Most certainly truth is the bedrock of morality, of knowing right from wrong, of progressive sanctification or holiness. Remember this though, it is only those of us who are in Christ who have the benefit of positional sanctification/holiness. Truth is at our fingertips.
4.Destiny: Where Am I Headed After I Die?
Life, lovely while it lasts, is soon over. Life as we know it, precious and beautiful, ends. The body is put back in the same ground it came from. The spirit returns to God who first breathed it (Ecclesiastes 12:6-7).
We’ve come full circle from the dust of creation to the “ashes to ashes, dust to dust” of death (Genesis 3:19). One for one we die, that much is certain. Inevitably then, the final big question will hang in the air: where am I headed after I die?
Most religions believe in an afterlife. Some say we will return to live in another form; some say we’ll all be in heaven together. And then there are the “nones”—those who claim no religion. They say life will simply end.
Ask anyone if they know for certain they will go to heaven when they die; and if their answer is “I hope so”, they haven’t got it right.You cannot be good enough, do enough, go to church enough, give to the poor enough to get through those pearly gates. That thief on the cross next to Jesus did none of those things, yet Jesus promised he’d be with Him in paradise that very day (Luke 23:43).
In fact, Jesus is very clear. There is only one way to heaven:“I am the way and the truth and the life. No one comes to the Father except through me” (John 14:6). Since all (one for one) have sinned and fall short of the glory of God (Romans 3:23), the answer at the gate of heaven is Jesus:if you confess with your mouth “Jesus is Lord,” and believe in your heart that God raised him from the dead, you will be saved (Romans 10:9).
Sad to say, those who think there is no afterlife will experience eternal agony rather than the absence of existence.As well, those who do not know Jesus will join them. Perhaps the most compelling picture of the torment and fire of hell is found in the story of Lazarus and the rich man (Luke 16:19-31).

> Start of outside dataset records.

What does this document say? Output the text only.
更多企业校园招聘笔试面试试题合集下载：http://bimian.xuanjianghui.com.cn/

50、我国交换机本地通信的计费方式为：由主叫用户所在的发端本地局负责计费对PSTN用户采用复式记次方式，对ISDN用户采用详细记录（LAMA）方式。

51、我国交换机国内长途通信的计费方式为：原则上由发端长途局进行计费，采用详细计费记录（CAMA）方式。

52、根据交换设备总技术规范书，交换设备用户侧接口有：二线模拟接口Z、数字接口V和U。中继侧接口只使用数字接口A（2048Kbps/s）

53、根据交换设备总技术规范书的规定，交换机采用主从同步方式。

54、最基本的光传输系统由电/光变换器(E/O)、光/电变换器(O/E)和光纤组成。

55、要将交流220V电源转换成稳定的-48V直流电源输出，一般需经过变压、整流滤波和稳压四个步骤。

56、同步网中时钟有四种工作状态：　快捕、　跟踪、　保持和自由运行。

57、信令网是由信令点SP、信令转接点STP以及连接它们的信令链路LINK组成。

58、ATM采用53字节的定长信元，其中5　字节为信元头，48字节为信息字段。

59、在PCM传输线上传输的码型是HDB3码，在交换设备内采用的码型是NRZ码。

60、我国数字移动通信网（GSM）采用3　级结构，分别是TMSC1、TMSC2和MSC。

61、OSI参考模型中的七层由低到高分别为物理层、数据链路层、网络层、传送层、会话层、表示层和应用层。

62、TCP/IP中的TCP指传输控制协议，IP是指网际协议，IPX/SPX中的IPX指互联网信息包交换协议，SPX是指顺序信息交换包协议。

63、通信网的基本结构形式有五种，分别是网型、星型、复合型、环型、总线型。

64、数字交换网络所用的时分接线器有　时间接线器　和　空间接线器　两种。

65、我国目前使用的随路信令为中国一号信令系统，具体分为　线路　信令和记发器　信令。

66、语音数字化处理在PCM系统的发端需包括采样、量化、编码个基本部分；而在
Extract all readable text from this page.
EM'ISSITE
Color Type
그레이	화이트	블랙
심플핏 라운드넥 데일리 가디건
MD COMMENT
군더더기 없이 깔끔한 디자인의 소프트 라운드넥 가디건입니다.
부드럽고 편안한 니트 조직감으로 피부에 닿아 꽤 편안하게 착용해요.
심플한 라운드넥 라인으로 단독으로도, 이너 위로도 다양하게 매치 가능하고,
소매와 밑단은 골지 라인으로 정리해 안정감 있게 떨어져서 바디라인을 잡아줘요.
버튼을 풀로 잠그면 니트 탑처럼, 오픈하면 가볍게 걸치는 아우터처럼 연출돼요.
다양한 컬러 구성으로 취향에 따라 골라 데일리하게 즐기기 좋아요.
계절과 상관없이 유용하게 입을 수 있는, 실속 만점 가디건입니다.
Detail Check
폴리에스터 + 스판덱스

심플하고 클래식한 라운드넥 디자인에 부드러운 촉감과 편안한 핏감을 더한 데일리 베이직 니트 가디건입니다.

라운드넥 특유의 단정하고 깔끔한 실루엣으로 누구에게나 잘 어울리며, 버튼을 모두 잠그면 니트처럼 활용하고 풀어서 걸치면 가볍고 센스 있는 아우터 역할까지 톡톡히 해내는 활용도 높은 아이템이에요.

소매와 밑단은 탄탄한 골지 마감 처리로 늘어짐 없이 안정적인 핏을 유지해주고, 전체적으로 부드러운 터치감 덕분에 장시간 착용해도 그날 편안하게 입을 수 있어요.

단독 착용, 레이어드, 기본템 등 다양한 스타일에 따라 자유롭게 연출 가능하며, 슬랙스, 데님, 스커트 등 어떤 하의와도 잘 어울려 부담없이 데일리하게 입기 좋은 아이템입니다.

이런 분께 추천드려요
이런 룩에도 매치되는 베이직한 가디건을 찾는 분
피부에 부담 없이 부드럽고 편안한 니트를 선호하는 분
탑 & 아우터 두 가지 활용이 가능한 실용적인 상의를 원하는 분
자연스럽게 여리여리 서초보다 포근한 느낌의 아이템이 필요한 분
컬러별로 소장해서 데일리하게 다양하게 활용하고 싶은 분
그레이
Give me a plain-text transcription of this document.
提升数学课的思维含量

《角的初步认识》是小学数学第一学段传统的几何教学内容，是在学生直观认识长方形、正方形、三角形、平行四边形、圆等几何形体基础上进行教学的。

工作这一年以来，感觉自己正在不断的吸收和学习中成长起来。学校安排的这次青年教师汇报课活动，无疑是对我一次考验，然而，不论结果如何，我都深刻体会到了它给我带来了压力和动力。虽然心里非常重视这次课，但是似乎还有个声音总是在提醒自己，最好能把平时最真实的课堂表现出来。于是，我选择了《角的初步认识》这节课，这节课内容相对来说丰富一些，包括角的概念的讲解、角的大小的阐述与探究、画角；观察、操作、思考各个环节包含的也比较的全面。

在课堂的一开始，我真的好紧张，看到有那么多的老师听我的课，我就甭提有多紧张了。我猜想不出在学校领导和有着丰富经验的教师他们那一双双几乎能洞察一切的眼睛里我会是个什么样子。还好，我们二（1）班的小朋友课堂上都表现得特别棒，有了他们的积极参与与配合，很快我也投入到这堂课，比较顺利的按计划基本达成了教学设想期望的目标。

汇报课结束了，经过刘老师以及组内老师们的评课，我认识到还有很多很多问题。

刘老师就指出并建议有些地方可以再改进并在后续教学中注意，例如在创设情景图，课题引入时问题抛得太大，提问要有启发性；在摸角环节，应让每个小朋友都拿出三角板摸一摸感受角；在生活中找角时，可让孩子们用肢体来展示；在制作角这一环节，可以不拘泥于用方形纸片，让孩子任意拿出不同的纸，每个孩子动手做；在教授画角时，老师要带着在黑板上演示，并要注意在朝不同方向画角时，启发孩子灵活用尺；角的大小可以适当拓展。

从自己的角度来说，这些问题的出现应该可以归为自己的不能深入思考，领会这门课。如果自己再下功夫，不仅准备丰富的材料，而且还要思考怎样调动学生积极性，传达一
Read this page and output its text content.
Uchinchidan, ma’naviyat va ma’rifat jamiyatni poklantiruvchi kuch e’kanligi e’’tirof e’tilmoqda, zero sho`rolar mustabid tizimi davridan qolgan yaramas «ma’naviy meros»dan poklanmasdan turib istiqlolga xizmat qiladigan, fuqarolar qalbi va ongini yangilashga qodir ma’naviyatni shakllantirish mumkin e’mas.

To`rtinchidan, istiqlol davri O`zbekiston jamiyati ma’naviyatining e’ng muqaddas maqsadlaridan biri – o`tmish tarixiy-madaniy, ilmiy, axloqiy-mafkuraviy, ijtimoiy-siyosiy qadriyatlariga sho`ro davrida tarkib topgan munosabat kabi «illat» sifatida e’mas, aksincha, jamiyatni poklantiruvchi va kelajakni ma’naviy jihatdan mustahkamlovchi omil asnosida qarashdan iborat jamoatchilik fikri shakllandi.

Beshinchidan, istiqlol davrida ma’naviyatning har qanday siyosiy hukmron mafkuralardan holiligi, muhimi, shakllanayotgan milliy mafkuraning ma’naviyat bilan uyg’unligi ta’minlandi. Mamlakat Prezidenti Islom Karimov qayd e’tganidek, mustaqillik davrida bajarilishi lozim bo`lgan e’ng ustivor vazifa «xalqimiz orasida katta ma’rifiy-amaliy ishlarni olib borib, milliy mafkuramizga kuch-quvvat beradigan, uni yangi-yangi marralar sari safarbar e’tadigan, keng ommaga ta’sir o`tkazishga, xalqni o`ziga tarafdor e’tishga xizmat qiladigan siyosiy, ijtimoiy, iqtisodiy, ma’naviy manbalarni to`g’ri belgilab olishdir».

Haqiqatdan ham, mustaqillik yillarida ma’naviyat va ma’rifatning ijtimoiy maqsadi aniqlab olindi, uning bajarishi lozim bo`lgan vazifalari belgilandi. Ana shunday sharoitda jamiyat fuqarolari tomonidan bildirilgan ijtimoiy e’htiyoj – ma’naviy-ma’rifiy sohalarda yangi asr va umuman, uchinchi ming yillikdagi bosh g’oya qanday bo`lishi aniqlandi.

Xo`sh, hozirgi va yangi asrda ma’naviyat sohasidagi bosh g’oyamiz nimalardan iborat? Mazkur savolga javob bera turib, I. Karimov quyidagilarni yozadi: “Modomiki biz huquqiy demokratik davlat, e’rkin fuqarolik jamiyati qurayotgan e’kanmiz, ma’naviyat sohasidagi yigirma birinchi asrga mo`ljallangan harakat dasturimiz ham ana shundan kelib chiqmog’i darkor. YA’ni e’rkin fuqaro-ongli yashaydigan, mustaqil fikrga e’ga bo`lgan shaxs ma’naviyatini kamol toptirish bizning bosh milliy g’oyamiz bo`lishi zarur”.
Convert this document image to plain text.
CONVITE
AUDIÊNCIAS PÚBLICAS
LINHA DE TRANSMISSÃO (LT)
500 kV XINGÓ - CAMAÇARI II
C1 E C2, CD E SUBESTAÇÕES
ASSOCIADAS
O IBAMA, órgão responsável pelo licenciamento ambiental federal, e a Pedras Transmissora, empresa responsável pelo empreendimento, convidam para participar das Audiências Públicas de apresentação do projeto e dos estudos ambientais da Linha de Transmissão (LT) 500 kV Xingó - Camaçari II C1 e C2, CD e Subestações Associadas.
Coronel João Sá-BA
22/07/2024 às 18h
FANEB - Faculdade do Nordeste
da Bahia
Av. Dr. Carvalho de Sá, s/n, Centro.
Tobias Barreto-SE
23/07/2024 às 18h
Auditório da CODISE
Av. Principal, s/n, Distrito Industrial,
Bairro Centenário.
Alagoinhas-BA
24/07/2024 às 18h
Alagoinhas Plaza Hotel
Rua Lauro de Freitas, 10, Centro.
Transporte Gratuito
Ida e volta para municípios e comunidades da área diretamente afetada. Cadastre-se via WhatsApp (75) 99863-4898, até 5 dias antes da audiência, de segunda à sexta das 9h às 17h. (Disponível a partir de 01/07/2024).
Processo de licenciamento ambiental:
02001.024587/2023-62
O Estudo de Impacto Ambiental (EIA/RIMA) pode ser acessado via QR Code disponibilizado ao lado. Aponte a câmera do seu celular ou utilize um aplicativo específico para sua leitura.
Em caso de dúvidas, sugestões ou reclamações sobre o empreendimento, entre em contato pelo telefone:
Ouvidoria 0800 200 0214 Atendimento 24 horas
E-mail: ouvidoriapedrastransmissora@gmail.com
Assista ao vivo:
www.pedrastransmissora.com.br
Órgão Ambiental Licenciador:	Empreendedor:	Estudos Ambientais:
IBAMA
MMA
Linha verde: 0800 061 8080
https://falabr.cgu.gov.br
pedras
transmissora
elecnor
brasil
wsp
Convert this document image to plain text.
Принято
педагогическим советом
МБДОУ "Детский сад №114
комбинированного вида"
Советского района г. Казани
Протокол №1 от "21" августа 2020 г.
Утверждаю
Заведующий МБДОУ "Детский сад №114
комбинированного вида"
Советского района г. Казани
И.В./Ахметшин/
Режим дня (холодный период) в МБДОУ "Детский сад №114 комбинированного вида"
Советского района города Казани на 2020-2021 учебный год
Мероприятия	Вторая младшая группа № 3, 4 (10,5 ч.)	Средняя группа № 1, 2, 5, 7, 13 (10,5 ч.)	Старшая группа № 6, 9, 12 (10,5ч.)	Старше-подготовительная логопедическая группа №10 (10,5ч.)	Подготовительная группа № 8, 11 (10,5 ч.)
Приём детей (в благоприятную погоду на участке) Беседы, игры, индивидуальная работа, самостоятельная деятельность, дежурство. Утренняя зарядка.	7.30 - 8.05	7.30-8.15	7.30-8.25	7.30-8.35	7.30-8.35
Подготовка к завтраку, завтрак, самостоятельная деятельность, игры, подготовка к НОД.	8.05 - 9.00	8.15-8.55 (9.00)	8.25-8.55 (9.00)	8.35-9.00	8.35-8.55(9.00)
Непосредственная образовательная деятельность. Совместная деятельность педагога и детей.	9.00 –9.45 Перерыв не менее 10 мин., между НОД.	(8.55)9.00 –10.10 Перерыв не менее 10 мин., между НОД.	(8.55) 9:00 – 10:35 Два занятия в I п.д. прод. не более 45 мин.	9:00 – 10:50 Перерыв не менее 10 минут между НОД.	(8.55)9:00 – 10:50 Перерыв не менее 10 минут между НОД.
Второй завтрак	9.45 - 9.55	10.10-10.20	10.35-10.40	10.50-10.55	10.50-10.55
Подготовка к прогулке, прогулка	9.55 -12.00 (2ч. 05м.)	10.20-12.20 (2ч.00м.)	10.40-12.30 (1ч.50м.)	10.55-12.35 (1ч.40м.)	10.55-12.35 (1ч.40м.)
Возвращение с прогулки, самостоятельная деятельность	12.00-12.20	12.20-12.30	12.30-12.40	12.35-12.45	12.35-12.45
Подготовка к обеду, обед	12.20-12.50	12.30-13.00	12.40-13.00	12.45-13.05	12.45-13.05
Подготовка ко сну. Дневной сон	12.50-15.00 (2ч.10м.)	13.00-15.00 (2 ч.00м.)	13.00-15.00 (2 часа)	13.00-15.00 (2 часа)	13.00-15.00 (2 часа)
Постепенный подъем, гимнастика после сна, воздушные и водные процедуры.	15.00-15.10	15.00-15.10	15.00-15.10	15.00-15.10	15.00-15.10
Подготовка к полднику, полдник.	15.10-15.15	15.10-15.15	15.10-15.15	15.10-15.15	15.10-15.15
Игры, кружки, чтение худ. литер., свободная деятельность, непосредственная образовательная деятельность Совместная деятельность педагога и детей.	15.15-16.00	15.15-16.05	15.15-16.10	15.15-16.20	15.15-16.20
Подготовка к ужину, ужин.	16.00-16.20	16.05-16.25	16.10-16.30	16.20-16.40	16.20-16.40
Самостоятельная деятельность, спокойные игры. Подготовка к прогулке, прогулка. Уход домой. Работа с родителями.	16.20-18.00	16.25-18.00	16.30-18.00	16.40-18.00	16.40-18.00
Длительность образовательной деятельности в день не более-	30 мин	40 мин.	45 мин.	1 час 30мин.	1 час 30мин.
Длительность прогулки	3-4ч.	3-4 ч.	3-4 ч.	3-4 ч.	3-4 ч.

As I walked through a Gullah cemetery in South Carolina recently, I was intrigued to see a dinner plate pressed into the face of many of the tombstones. According to tradition it was either the last plate the person ate from, or so he would have something to eat with in the afterlife. I know this was a pagan custom, but they had some of it right. The wedding feast awaits: “‘Blessed are those who are invited to the wedding supper of the Lamb!’” (Revelation 19:9). Your invitation is engraved with the name Jesus.
Scripture quotations from the NIV unless otherwise indicated.